Thankfully, all I'll have to contend with soon are hopefully lots of kumquats, which are growing mightily thankyouverymuch, and Meyer lemons. From which I can make the Most Hated Dessert of All Time (if you're me) for Bubba because he deserves it for picking up my drunk ass in the city a few weekends ago after an evening of girl-ish debauchery.

Nice man, that Bubba.

I feel like this kumquat is big. But I might just be a proud mama.

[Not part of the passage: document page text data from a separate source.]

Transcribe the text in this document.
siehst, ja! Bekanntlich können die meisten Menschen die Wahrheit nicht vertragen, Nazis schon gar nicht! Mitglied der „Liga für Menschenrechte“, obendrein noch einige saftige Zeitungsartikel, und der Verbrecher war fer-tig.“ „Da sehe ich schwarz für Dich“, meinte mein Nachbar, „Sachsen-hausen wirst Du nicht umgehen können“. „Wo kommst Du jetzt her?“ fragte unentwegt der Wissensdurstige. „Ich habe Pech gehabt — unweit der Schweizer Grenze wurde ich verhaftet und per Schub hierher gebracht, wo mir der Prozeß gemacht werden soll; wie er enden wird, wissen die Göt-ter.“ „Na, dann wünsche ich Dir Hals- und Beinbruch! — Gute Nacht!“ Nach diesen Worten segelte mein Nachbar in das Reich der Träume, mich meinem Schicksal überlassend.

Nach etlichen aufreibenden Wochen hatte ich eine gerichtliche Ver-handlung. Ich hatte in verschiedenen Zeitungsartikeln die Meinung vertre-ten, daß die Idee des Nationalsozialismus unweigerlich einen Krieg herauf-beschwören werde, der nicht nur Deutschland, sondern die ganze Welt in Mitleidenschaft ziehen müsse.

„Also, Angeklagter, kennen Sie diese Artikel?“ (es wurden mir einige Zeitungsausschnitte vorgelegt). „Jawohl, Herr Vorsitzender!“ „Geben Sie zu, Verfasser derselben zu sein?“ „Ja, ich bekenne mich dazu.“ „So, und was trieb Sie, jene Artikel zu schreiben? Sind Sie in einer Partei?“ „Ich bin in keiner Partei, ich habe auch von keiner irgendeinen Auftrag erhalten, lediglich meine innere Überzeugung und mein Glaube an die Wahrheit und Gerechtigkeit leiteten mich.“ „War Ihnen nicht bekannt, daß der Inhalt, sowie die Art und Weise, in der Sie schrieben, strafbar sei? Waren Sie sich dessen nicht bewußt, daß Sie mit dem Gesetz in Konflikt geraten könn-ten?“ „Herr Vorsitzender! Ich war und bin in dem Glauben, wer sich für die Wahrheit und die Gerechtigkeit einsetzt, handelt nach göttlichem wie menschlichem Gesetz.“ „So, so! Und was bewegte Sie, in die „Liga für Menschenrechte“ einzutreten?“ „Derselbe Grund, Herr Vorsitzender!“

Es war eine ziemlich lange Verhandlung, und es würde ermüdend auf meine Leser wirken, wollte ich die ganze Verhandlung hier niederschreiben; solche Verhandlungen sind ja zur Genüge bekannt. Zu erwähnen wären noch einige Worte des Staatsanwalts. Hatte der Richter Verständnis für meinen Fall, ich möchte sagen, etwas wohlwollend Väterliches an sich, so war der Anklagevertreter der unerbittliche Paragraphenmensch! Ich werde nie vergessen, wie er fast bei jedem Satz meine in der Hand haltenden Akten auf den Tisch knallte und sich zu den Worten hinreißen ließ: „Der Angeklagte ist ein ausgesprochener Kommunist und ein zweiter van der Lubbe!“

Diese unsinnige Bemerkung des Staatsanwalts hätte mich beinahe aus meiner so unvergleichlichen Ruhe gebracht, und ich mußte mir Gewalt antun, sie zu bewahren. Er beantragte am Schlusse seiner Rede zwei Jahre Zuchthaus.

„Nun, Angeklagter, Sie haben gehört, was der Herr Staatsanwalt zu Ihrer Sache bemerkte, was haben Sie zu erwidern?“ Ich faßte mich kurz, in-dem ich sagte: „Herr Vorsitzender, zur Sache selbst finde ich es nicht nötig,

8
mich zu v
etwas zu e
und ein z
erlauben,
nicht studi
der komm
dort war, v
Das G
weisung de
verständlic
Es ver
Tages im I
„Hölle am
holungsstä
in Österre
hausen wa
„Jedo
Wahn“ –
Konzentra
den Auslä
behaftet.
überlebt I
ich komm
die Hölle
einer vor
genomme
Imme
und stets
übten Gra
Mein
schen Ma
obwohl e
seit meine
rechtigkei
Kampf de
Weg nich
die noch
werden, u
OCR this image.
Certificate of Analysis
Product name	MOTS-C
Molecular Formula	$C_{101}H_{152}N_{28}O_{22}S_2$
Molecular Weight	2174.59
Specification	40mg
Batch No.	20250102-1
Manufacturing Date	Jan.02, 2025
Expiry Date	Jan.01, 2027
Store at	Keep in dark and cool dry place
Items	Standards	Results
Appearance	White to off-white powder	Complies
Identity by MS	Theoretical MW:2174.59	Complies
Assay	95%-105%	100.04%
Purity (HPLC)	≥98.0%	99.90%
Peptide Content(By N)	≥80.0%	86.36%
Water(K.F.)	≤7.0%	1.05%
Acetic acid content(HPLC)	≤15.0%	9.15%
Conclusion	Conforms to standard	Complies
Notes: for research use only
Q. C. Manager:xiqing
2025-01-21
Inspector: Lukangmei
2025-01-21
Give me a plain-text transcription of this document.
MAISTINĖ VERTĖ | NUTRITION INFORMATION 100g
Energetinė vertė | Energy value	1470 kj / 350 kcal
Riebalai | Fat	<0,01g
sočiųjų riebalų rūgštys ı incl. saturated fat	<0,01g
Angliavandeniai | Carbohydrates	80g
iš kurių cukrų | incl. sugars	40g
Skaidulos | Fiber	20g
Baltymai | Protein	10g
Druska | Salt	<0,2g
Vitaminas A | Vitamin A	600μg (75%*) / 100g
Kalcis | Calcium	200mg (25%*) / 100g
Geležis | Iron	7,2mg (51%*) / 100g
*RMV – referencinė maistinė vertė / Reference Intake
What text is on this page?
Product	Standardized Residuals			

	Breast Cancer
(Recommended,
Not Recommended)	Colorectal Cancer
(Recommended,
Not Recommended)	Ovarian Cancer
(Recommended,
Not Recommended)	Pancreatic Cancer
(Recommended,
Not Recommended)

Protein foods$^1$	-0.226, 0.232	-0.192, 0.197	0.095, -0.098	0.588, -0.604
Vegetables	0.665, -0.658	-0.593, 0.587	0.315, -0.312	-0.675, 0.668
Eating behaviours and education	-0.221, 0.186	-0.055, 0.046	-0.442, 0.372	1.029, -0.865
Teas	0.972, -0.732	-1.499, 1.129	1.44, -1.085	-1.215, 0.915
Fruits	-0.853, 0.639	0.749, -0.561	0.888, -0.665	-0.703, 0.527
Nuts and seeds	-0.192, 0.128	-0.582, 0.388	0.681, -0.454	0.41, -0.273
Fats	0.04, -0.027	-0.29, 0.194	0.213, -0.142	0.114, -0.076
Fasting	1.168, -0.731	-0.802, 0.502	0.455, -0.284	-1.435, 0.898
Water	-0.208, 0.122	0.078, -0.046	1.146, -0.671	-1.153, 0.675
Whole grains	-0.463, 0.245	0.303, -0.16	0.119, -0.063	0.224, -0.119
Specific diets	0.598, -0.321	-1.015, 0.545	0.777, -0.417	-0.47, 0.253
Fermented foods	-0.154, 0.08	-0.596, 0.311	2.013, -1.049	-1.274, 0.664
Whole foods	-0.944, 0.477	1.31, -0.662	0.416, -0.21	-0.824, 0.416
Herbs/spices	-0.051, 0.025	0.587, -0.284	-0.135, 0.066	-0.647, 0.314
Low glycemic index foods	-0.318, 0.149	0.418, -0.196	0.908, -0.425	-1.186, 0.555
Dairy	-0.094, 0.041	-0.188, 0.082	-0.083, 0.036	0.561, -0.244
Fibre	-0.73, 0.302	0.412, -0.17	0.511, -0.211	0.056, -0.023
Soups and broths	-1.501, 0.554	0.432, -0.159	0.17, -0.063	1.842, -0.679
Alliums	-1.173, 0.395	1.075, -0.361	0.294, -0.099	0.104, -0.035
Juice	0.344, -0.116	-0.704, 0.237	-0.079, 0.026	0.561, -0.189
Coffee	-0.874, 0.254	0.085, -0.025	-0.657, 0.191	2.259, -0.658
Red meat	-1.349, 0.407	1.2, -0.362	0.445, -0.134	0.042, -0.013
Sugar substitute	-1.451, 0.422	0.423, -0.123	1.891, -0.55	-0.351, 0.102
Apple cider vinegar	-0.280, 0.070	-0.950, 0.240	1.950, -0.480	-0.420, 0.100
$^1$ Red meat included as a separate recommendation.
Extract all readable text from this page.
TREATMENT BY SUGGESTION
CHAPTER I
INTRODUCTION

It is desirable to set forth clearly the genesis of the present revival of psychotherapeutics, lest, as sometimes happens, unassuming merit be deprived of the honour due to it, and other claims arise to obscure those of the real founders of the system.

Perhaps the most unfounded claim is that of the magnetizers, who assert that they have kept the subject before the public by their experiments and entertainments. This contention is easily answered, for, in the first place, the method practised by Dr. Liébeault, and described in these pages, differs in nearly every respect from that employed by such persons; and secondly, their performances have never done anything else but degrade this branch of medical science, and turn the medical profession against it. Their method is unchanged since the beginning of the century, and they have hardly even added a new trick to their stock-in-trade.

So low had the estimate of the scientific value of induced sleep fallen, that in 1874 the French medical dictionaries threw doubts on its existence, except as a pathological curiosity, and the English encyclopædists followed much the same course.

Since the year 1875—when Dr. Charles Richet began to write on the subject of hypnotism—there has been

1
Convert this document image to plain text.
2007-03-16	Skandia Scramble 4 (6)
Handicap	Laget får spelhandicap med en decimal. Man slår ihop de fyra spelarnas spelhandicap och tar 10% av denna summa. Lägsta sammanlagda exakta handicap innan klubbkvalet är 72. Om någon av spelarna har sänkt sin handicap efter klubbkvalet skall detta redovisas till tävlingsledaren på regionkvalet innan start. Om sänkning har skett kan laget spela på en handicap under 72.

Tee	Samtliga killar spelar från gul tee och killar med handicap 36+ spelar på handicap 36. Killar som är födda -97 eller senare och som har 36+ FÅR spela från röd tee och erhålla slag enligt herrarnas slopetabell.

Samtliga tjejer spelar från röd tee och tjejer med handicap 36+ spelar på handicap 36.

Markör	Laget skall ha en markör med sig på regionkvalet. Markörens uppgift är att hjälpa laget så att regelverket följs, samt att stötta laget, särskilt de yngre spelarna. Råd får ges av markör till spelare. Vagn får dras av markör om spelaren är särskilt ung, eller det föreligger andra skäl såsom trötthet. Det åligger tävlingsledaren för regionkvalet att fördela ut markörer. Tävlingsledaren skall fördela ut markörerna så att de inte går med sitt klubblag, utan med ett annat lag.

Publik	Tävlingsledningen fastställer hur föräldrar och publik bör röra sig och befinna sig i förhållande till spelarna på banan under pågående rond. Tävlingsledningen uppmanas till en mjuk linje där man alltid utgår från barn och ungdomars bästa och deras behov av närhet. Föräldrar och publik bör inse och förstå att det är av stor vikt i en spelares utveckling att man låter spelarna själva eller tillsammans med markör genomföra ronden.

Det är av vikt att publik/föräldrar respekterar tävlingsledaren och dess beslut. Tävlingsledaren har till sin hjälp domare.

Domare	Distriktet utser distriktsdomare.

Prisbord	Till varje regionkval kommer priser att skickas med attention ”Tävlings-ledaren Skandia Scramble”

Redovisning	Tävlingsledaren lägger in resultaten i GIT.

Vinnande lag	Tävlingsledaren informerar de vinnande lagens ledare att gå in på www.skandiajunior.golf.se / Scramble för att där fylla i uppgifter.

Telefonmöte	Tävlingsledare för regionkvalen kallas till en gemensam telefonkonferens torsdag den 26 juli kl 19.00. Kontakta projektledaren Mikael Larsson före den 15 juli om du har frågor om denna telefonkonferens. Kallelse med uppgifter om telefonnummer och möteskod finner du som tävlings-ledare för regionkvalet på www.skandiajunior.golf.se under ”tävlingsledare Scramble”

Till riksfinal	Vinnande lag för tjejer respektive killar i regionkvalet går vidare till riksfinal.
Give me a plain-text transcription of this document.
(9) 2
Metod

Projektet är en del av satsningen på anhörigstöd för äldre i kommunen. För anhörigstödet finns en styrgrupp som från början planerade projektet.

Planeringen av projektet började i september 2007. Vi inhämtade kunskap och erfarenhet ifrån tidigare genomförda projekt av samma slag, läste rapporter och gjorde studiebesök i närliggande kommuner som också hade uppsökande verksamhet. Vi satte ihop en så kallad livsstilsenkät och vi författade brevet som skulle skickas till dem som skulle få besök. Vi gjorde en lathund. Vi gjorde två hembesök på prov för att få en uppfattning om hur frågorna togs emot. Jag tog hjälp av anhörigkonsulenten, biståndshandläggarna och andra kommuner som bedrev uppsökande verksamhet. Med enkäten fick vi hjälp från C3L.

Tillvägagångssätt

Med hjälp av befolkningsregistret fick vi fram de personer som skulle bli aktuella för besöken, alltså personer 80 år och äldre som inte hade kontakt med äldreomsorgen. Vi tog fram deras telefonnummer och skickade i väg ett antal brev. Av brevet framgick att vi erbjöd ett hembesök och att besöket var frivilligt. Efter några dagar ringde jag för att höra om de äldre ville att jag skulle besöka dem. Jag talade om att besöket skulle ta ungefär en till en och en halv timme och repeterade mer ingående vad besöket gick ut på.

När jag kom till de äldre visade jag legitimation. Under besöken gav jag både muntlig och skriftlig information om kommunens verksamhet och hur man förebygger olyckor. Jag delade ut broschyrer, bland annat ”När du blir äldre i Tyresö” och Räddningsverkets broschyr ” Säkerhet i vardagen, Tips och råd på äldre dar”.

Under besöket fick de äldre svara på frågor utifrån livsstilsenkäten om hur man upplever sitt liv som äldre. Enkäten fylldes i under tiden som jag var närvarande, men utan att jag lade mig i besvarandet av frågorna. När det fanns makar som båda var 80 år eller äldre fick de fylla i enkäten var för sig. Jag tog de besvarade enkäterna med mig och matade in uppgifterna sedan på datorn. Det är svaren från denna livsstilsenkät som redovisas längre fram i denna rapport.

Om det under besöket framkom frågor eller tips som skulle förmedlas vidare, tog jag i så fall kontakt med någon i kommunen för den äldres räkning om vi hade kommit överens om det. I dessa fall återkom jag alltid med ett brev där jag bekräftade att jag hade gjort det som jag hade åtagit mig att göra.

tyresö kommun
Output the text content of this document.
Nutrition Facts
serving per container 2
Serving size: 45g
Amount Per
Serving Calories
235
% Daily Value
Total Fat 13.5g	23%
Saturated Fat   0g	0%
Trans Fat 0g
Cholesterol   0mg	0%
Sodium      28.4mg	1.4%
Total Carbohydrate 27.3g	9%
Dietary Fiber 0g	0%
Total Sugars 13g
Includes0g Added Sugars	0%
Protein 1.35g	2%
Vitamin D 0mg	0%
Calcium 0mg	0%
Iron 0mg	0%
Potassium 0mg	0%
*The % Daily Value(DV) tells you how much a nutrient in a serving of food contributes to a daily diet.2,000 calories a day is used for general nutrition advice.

I think lemons are the slowest growing of all fruits. Given this is how this same lemon looked three months ago.


Wow. This sort of turned into a gardening update and all I wanted to tell you was that one of my neighbors is totally mental. Huh. Funny, that.

3 comments:

  1. Hint: Instead of rolling and chilling and rechilling, etc. do this very cool little trick I learned from the Chez Panisse gingerbread recipe. Find yourself a bread pan. Line with Parchment. Put dough in pan relatively evenly, freeze. Sure, you get rectangular cookies but they're so good that nobody cares!

    -- Love your blog as an east coast half-marathon slow running knitter

    ReplyDelete
  2. Funny how this year you have tomato fatigue, and I have no tomatoes. It's like the world has been turned upside down.

    Yes, I think you should go for the middle ground and have three plants next year. That's reasonable. I think I may go for middle ground and only have 15. Restrained indeed.

    ReplyDelete
  3. Fava beans, planted by the full moon, night gardening: It all sounds kind of creepy. What are you cooking to go with these night beans?

    Ha! My word verification is "cusses."